A lot of people view replication in terms of a separate group of scientists being able to repeat an experiment and obtain the same result. But the incentive for scientists is to make their own discoveries, not go around repeating old experiments. Should the replication phase be built in to original research?
Absolutely. I’m definitely changing the way I do things. So if I find something, and I know that I’ve picked around the data, I will immediately go and replicate that again. And if I don’t get it again, I stop studying it. It is amazing—there just hasn’t been, at least in recent history, an emphasis on making sure your findings are replicable and robust before you submit them. Instead there’s much more focus on novelty.
What’s to credit or blame for that shortfall?
When we talked to people about this, they said, ‘Yeah, I know I do these things and I know that they’re not perfect’—but they basically thought that those would have a trivial effect on the false-positive rate. And we thought the effects would be pretty small, but when we simulated them, and found the answer to what that actually does to our false positive rates, it was scary—much higher.
What suggestions do you have to spread this message?
People shouldn’t be allowed to drop measures that they collected; they should at least have to report what they were so that people aren’t cherry-picking measures. They should have to say how they arrived at their final sample size.
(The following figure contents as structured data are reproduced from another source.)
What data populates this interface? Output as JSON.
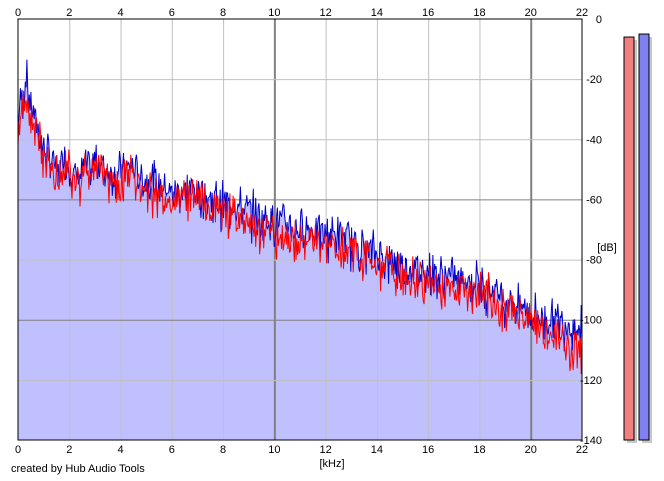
{
  "credit": "created by Hub Audio Tools",
  "chart_data": {
    "type": "line",
    "xlabel": "[kHz]",
    "ylabel": "[dB]",
    "xlim": [
      0,
      22
    ],
    "ylim": [
      -140,
      0
    ],
    "x_ticks": [
      "0",
      "2",
      "4",
      "6",
      "8",
      "10",
      "12",
      "14",
      "16",
      "18",
      "20",
      "22"
    ],
    "y_ticks": [
      "0",
      "-20",
      "-40",
      "-60",
      "-80",
      "-100",
      "-120",
      "-140"
    ],
    "x_tick_values": [
      0,
      2,
      4,
      6,
      8,
      10,
      12,
      14,
      16,
      18,
      20,
      22
    ],
    "y_tick_values": [
      0,
      -20,
      -40,
      -60,
      -80,
      -100,
      -120,
      -140
    ],
    "grid": true,
    "x_tick_position": "top and bottom",
    "y_tick_position": "right",
    "colors": {
      "fill": "#c0c0ff",
      "grid": "#c0c0c0",
      "major_grid": "#808080",
      "left_channel": "#ff0000",
      "right_channel": "#0000cc",
      "left_meter": "#f08080",
      "right_meter": "#8080f0"
    },
    "series": [
      {
        "channel": "left",
        "color": "#ff0000",
        "x": [
          0.0,
          0.1,
          0.2,
          0.3,
          0.4,
          0.5,
          0.6,
          0.8,
          1.0,
          1.2,
          1.4,
          1.6,
          1.8,
          2.0,
          2.2,
          2.4,
          2.6,
          2.8,
          3.0,
          3.3,
          3.6,
          4.0,
          4.4,
          4.8,
          5.2,
          5.6,
          6.0,
          6.4,
          6.8,
          7.2,
          7.6,
          8.0,
          8.5,
          9.0,
          9.5,
          10.0,
          10.5,
          11.0,
          11.5,
          12.0,
          12.5,
          13.0,
          13.5,
          14.0,
          14.5,
          15.0,
          15.5,
          16.0,
          16.5,
          17.0,
          17.5,
          18.0,
          18.5,
          19.0,
          19.5,
          20.0,
          20.5,
          21.0,
          21.5,
          22.0
        ],
        "y": [
          -42,
          -28,
          -30,
          -25,
          -28,
          -32,
          -35,
          -38,
          -45,
          -48,
          -50,
          -52,
          -48,
          -50,
          -53,
          -55,
          -50,
          -52,
          -48,
          -50,
          -53,
          -52,
          -50,
          -55,
          -56,
          -58,
          -60,
          -58,
          -57,
          -60,
          -61,
          -62,
          -64,
          -66,
          -68,
          -70,
          -71,
          -72,
          -73,
          -74,
          -75,
          -76,
          -78,
          -80,
          -82,
          -84,
          -85,
          -86,
          -87,
          -88,
          -89,
          -90,
          -92,
          -95,
          -97,
          -100,
          -103,
          -105,
          -107,
          -108
        ]
      },
      {
        "channel": "right",
        "color": "#0000cc",
        "x": [
          0.0,
          0.1,
          0.2,
          0.3,
          0.4,
          0.5,
          0.6,
          0.8,
          1.0,
          1.2,
          1.4,
          1.6,
          1.8,
          2.0,
          2.2,
          2.4,
          2.6,
          2.8,
          3.0,
          3.3,
          3.6,
          4.0,
          4.4,
          4.8,
          5.2,
          5.6,
          6.0,
          6.4,
          6.8,
          7.2,
          7.6,
          8.0,
          8.5,
          9.0,
          9.5,
          10.0,
          10.5,
          11.0,
          11.5,
          12.0,
          12.5,
          13.0,
          13.5,
          14.0,
          14.5,
          15.0,
          15.5,
          16.0,
          16.5,
          17.0,
          17.5,
          18.0,
          18.5,
          19.0,
          19.5,
          20.0,
          20.5,
          21.0,
          21.5,
          22.0
        ],
        "y": [
          -35,
          -24,
          -26,
          -18,
          -23,
          -27,
          -30,
          -36,
          -42,
          -45,
          -47,
          -50,
          -45,
          -48,
          -51,
          -52,
          -47,
          -50,
          -46,
          -48,
          -50,
          -50,
          -48,
          -52,
          -53,
          -55,
          -57,
          -56,
          -55,
          -58,
          -59,
          -60,
          -61,
          -63,
          -65,
          -66,
          -67,
          -68,
          -69,
          -70,
          -71,
          -73,
          -75,
          -77,
          -79,
          -81,
          -82,
          -83,
          -84,
          -85,
          -86,
          -87,
          -89,
          -92,
          -94,
          -97,
          -98,
          -99,
          -100,
          -102
        ]
      }
    ],
    "level_meters": [
      {
        "channel": "left",
        "value_db": -6,
        "color": "#f08080"
      },
      {
        "channel": "right",
        "value_db": -5,
        "color": "#8080f0"
      }
    ]
  }
}
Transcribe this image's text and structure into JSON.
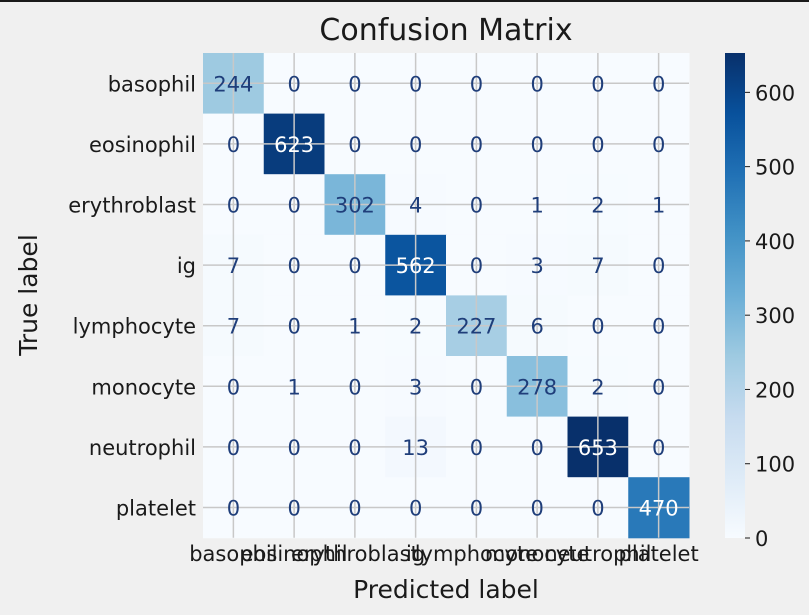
{
  "chart_data": {
    "type": "heatmap",
    "title": "Confusion Matrix",
    "xlabel": "Predicted label",
    "ylabel": "True label",
    "classes": [
      "basophil",
      "eosinophil",
      "erythroblast",
      "ig",
      "lymphocyte",
      "monocyte",
      "neutrophil",
      "platelet"
    ],
    "matrix": [
      [
        244,
        0,
        0,
        0,
        0,
        0,
        0,
        0
      ],
      [
        0,
        623,
        0,
        0,
        0,
        0,
        0,
        0
      ],
      [
        0,
        0,
        302,
        4,
        0,
        1,
        2,
        1
      ],
      [
        7,
        0,
        0,
        562,
        0,
        3,
        7,
        0
      ],
      [
        7,
        0,
        1,
        2,
        227,
        6,
        0,
        0
      ],
      [
        0,
        1,
        0,
        3,
        0,
        278,
        2,
        0
      ],
      [
        0,
        0,
        0,
        13,
        0,
        0,
        653,
        0
      ],
      [
        0,
        0,
        0,
        0,
        0,
        0,
        0,
        470
      ]
    ],
    "colormap": "Blues",
    "colorbar": {
      "ticks": [
        0,
        100,
        200,
        300,
        400,
        500,
        600
      ],
      "vmin": 0,
      "vmax": 653
    },
    "grid": true
  },
  "colors": {
    "background": "#f0f0f0",
    "grid": "#c8c8c8",
    "text": "#1a1a1a",
    "dark_text": "#1f3e7a",
    "light_text": "#ffffff"
  }
}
If they do remove outliers, they should at least have to say what the results were with them—at least then it’s the review team that’s deciding if that’s okay rather than the researchers, because researchers have a conflict of interest—because they’re trying to publish. We were really hoping that journals would adopt some of these things. That hasn’t quite happened yet, although discussions are ongoing. The idea is that if you sign something that says, ‘I am reporting every single measure,’ and then later it is discovered that you did not do that, that is fraud.
We think that a lot of the change will come from the bottom up. Scientists are not interested themselves in publishing false papers. They’re interested in doing things right because they are good people and they do care about their profession.